- The Washington Times - Wednesday, April 8, 2009

Actor Kal Penn is trading Hollywood for politics, taking a job with the White House doing outreach to Asian-Americans and the arts community.

The Indian-American, whose given name is Kalpenn Modi, said Tuesday he would be joining President Obama's administration and will not take any acting gigs while he holds the full-time position.

The actor announced his new role in an interview with Entertainment Weekly magazine, timed as his character on Fox's “House” left the show.

“I thought this might be the right time to go off and do something else,” he told EW, adding that he told his bosses on the show that “there's something aching in me to do something completely different and take a break from the acting thing for a while.”

Mr. Penn is best known for playing Kumar in the comedy “Harold and Kumar Go to White Castle” and its sequel, “Harold and Kumar Escape from Guantanamo Bay.”

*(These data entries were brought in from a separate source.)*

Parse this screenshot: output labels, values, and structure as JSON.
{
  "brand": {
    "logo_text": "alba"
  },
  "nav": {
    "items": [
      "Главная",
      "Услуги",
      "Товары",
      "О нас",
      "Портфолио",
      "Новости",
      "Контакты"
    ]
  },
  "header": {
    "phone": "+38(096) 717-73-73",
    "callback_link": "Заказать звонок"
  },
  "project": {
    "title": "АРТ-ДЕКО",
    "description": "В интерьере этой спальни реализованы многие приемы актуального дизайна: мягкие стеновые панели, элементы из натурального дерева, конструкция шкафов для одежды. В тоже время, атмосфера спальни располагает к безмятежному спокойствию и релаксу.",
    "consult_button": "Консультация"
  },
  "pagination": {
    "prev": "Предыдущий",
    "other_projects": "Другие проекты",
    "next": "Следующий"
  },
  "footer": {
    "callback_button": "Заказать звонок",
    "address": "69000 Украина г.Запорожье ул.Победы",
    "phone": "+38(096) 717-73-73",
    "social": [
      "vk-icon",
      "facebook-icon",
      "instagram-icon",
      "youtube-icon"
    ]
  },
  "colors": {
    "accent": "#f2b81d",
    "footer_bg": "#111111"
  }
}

But Mr. Penn, 31, also was one of the most reliable surrogates for the Obama campaign since the beginning.

Campaign aides said in 2007 the actor called them to offer his unsolicited help for Mr. Obama's then long-shot candidacy.

Some were hesitant at first because Mr. Penn's best-known role was playing a marijuana-loving burnout, but he surpassed their best expectations and attracted young voters across the nation.

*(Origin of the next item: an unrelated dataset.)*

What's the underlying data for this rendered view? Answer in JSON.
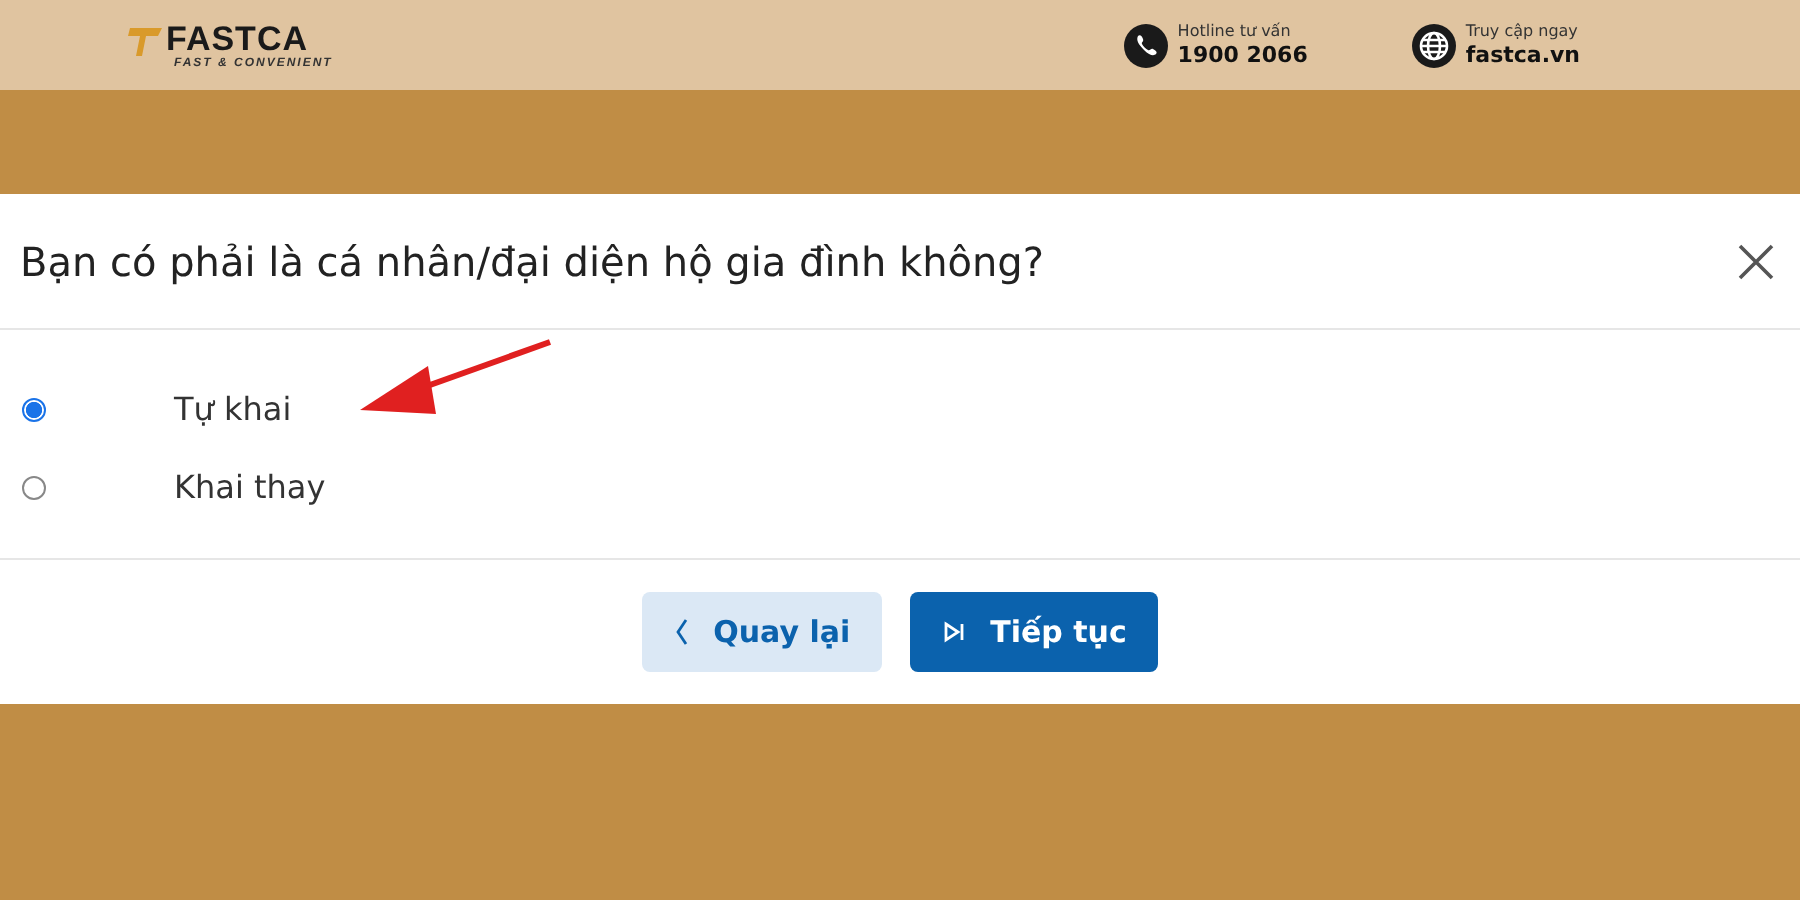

He was instrumental in the Obama strategy of getting students as young as 17 to participate in the Iowa caucus, the Democrat's first victory.

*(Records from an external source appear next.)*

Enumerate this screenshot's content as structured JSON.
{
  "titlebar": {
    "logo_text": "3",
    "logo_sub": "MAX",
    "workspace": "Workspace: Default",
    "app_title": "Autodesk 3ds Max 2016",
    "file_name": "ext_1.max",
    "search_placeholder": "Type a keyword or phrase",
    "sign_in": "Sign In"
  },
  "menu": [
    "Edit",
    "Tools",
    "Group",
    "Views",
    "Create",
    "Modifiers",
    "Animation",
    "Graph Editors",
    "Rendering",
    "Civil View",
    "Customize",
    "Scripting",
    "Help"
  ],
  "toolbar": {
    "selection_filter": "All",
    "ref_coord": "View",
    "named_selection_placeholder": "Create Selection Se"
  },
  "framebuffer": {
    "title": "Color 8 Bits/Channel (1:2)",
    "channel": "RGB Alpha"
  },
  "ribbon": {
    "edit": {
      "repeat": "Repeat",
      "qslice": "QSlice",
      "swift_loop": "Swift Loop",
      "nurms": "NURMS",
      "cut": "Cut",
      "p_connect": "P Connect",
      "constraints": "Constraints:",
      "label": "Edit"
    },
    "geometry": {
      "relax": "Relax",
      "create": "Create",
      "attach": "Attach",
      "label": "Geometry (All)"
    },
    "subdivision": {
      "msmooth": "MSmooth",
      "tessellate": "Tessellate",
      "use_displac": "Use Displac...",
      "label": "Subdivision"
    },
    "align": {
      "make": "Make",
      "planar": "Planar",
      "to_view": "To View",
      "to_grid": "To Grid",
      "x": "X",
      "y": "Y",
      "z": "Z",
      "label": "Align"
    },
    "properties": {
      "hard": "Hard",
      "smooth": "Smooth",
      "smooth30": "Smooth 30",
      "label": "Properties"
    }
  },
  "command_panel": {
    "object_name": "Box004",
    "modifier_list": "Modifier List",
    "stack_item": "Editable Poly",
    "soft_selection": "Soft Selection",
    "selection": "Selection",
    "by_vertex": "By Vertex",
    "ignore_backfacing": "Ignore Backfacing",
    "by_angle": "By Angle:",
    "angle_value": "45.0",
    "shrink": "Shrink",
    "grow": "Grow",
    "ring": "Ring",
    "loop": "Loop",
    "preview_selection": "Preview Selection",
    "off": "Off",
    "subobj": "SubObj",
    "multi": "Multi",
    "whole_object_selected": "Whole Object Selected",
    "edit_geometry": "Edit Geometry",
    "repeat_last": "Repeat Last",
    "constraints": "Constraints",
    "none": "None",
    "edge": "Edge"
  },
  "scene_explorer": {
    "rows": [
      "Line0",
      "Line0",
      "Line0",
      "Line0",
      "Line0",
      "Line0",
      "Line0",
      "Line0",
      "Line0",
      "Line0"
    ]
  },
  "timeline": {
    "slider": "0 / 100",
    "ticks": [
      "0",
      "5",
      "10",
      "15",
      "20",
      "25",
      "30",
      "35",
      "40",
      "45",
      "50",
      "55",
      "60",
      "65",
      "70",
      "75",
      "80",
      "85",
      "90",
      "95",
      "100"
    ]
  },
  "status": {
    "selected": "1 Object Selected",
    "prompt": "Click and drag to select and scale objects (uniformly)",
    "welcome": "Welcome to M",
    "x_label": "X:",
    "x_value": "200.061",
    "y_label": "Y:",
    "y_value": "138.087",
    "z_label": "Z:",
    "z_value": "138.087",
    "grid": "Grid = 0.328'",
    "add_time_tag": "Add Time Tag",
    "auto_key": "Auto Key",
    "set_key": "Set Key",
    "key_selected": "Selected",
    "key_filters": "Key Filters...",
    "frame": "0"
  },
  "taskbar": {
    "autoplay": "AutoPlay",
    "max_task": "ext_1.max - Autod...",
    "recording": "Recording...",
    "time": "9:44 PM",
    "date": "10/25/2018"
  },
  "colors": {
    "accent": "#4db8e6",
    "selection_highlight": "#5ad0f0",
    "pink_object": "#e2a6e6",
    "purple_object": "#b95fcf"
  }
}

Mr. Penn starred in at least 14 campaign videos on YouTube and appeared at multiple events on the candidate's behalf.

On a yet-to-be determined start date, he will serve as an associate director in the Office of Public Liaison, coordinating outreach to Asian-Americans and Pacific Islanders, along with the arts community.

He described the office to Entertainment Weekly as “the front door to the White House.” The office was responsible for the recent celebrations in honor of St. Patrick's Day and Greek Independence Day.

Though Mr. Penn is best known for comedies, he also took a serious role, playing a critically acclaimed lead character in the film adaptation of his favorite book “The Namesake.”

Among the little known facts about the actor: He was a guest lecturer teaching Asian-American studies at the University of Pennsylvania in 2008, and he is doing an online program to earn a graduate degree in international studies from Stanford University.

In the EW interview, Mr. Penn described his new office thusly: “They take out all of the red tape that falls between the general public and the White House.”

He also acknowledged it will result in a large pay cut: “There's not a lot of financial reward in these jobs. But, obviously, the opportunity to serve in a capacity like this is an incredible honor.”

Articles announcing the move contained a spoiler about the “House” episode, which aired Monday night, which was recorded by many who were watching the NCAA tournament.

His character committed suicide, and the show honored him Tuesday with an online “memorial.”